By ‘structural holes’, Pirolli means the areas within a field not being explored nearly as heavily by the specialists in the network as other areas. In any area of study, there will be a number of hot topics around which the majority of research within the field crystallizes. As a result, there will be perfectly viable topics for research that go unexplored, due to the community’s collective ignorance of their viability, and a visualization of the network will show clusters of closely related papers, separated by gaps, or ‘structural holes’. Members of the community rarely explore these gaps, because it is entirely unknown how fruitful such endeavors would be. So, disinclined to risk wasting their time looking for a chance breakthrough, they work to make incremental contributions to areas of ongoing study. However, when discoveries are made within these gaps, the benefit to the community is enormous, as it opens up a brand new area of study around which further research may develop.
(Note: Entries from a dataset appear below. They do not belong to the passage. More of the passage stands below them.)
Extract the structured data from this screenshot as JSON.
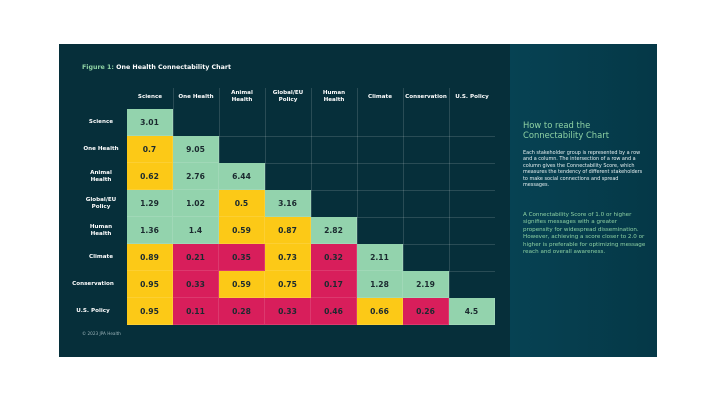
{
  "figure": {
    "label": "Figure 1:",
    "title": "One Health Connectability Chart"
  },
  "colors": {
    "background": "#062f3a",
    "panel": "#064253",
    "high": "#93d3ad",
    "medium": "#fcc917",
    "low": "#d81e5b",
    "accent_text": "#8fd3a4"
  },
  "chart_data": {
    "type": "heatmap",
    "title": "One Health Connectability Chart",
    "columns": [
      "Science",
      "One Health",
      "Animal Health",
      "Global/EU Policy",
      "Human Health",
      "Climate",
      "Conservation",
      "U.S. Policy"
    ],
    "rows": [
      "Science",
      "One Health",
      "Animal Health",
      "Global/EU Policy",
      "Human Health",
      "Climate",
      "Conservation",
      "U.S. Policy"
    ],
    "column_labels": [
      [
        "Science"
      ],
      [
        "One Health"
      ],
      [
        "Animal",
        "Health"
      ],
      [
        "Global/EU",
        "Policy"
      ],
      [
        "Human",
        "Health"
      ],
      [
        "Climate"
      ],
      [
        "Conservation"
      ],
      [
        "U.S. Policy"
      ]
    ],
    "row_labels": [
      [
        "Science"
      ],
      [
        "One Health"
      ],
      [
        "Animal",
        "Health"
      ],
      [
        "Global/EU",
        "Policy"
      ],
      [
        "Human",
        "Health"
      ],
      [
        "Climate"
      ],
      [
        "Conservation"
      ],
      [
        "U.S. Policy"
      ]
    ],
    "values": [
      [
        "3.01"
      ],
      [
        "0.7",
        "9.05"
      ],
      [
        "0.62",
        "2.76",
        "6.44"
      ],
      [
        "1.29",
        "1.02",
        "0.5",
        "3.16"
      ],
      [
        "1.36",
        "1.4",
        "0.59",
        "0.87",
        "2.82"
      ],
      [
        "0.89",
        "0.21",
        "0.35",
        "0.73",
        "0.32",
        "2.11"
      ],
      [
        "0.95",
        "0.33",
        "0.59",
        "0.75",
        "0.17",
        "1.28",
        "2.19"
      ],
      [
        "0.95",
        "0.11",
        "0.28",
        "0.33",
        "0.46",
        "0.66",
        "0.26",
        "4.5"
      ]
    ],
    "categories_by_color": {
      "high": "score >= 1.0",
      "medium": "0.5 - 0.99",
      "low": "< 0.5"
    },
    "grid": true
  },
  "side_panel": {
    "title": "How to read the Connectability Chart",
    "paragraph1": "Each stakeholder group is represented by a row and a column. The intersection of a row and a column gives the Connectability Score, which measures the tendency of different stakeholders to make social connections and spread messages.",
    "paragraph2": "A Connectability Score of 1.0 or higher signifies messages with a greater propensity for widespread dissemination. However, achieving a score closer to 2.0 or higher is preferable for optimizing message reach and overall awareness."
  },
  "footer": {
    "copyright": "© 2023 JPA Health"
  }
}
So, by way of a little cost/benefit analysis, it’s possible to work out the optimal number of people a research community should have exploring these underdeveloped areas at any given time.

This is all very intriguing, but what really makes me raise an eyebrow is the application of these ideas to a few online collaboration support projects that have caught my eye in the last couple months. Berkeley’s had a couple interesting projects along these lines, called BOINC and Bossa, which provide frameworks for distributed computing and what they call distributed thinking, respectively. BOINC provides a means for projects requiring a lot of processing power to recruit volunteers and form a computing cloud. Bossa similarly enables the cooperation of large numbers of individuals, in working toward some common research goal, like the cataloging of stars in a particular region of the sky. Similarly, MIT’s Center for Collective Intelligence is dedicated to fleshing out the ways in which a bunch of people and a bunch of computers can work together to “act more intelligently than any individuals, groups, or computers have ever done before.” To this end they’ve launched, which aims to use community visualizations to support the creation of “innovative collaborative knowledge networks.”

All this brings us back to why I’m so enamored with the idea of online collaboration between professional and amateur scientists alike. The whole idea behind Helioid is to leverage the benefits gained by visualizing web searches and online communities, in order to facilitate a more effective form of exploration of the information available on the web. Aside from the impression we’ll make on the general web search market, there’s a huge impact to be made in supporting these sorts of collaborative endeavors on a massive scale. I can’t help but dream of such massive collaborations, wherein groups of millions of professionals and amateurs are directed to unexplored research areas, in a collective effort to push every scientific field forward, and these efforts are supported by a core set of tools for visualizing the field of research and determining where the frontier lies.